Teachers, students protest deep cuts for Durham schools

DURHAM COUNTY "They want to talk about cutting money, but they can't do that if they don't listen to the students first," Hillside High Junior Elisa Benitez said.

Interim Superintendant Hank Hurd says the proposal gives a new meaning to bare bones.

Cuts range from eliminating 60 central services jobs, bottled water and refreshments in meetings and cell phone usage, to reducing resource officers at middle schools. But the most severe blows strike classrooms with 323 job cuts -- 237 of them teaching positions.

"If our students come into our classrooms and give us a C paper and expect to get an A it's never going to happen," Hillside History Teacher Bryan Proffitt said. "Right, so we need the school board to turn in an A budget."

The proposal comes as Durham is to face a Wake County Superior Court judge for underperforming schools.

It's why students at Hillside High School met earlier Thursday to prepare for a protest on Friday. They painted banners and umbrella's to represent the county's $36 million rainy day fund -- they say can help now under a proposal budget that would increase classroom sizes by about four students.
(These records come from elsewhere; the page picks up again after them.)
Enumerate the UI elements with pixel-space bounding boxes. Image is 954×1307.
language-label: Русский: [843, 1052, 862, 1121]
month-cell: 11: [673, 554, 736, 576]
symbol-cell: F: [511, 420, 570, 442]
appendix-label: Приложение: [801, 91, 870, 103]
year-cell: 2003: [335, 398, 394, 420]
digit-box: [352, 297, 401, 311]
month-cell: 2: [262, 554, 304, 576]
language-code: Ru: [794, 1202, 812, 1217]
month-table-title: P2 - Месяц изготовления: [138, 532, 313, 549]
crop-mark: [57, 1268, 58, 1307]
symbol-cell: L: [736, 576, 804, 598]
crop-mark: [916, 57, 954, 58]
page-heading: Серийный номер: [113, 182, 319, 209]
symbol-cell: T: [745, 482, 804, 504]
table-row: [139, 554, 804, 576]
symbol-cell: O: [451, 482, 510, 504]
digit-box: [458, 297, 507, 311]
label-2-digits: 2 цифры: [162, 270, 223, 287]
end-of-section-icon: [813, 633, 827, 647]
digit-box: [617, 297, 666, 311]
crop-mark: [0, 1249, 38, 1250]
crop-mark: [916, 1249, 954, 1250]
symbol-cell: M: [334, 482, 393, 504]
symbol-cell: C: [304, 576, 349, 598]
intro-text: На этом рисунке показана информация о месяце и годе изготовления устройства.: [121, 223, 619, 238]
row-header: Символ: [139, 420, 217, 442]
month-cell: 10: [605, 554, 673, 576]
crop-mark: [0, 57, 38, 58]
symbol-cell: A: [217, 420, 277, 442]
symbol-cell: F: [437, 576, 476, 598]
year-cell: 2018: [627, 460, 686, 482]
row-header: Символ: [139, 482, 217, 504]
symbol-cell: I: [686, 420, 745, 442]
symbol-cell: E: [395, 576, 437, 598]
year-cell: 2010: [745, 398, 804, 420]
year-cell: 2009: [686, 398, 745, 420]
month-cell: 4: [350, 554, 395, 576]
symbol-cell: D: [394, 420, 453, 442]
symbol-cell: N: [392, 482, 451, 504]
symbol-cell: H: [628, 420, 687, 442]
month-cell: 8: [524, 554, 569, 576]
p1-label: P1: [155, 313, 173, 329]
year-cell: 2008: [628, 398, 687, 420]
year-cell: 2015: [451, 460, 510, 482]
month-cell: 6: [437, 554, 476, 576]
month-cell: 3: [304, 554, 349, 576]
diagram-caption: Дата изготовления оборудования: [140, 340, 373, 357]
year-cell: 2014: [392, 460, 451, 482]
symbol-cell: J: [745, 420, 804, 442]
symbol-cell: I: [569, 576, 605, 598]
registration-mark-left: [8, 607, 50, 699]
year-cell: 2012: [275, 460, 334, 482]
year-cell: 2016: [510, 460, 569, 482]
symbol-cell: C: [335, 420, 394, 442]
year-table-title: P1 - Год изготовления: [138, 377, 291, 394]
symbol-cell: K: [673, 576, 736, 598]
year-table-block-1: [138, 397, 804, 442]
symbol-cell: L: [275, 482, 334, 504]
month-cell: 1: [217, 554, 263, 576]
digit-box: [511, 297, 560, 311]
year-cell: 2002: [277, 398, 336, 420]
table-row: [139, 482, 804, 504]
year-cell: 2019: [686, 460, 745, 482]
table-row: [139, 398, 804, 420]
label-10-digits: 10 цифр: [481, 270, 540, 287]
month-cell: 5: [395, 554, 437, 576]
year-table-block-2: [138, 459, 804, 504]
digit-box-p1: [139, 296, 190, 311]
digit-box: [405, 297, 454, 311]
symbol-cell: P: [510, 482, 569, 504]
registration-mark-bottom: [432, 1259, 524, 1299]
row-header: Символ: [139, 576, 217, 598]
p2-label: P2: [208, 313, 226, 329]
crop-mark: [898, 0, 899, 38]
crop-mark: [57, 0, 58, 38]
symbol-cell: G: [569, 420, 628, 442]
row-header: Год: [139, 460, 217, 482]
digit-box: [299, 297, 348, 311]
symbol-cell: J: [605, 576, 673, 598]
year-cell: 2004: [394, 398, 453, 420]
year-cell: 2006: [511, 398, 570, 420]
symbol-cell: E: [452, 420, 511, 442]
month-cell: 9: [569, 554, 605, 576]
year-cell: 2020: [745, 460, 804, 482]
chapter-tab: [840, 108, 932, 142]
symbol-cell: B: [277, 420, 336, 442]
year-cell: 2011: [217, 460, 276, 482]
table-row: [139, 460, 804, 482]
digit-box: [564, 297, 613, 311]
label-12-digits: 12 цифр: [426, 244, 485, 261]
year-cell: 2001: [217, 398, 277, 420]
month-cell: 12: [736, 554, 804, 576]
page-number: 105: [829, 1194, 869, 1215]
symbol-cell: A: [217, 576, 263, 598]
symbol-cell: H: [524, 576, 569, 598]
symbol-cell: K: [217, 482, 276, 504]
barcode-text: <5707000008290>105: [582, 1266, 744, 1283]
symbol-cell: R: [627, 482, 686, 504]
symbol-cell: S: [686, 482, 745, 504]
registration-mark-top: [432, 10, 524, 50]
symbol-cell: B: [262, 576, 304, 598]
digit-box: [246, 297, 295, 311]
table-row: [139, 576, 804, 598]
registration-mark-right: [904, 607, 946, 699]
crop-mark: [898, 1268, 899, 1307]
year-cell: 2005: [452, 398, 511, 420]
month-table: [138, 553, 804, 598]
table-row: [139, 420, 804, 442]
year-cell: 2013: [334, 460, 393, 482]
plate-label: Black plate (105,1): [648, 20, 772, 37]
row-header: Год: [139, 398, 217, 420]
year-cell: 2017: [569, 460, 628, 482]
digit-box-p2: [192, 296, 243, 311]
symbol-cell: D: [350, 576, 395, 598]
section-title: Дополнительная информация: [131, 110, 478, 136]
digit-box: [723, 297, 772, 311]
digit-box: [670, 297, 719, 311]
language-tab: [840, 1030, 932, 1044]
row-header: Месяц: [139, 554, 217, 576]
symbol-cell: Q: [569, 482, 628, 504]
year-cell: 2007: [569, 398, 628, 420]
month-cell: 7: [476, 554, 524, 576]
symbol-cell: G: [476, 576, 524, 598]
"It's raining," Hillside English Teacher Yolanda Whitted said. "I mean, we want them to release emergency funds … it's raining day funds, if not all of them, a part of them because our classrooms are going to get immensely larger and we're going to have a hard time teaching."

The students will rally at Hillside High School at 2:30 p.m. and march to the downtown courthouse.

Meanwhile, a public hearing on the budget is scheduled for May 6.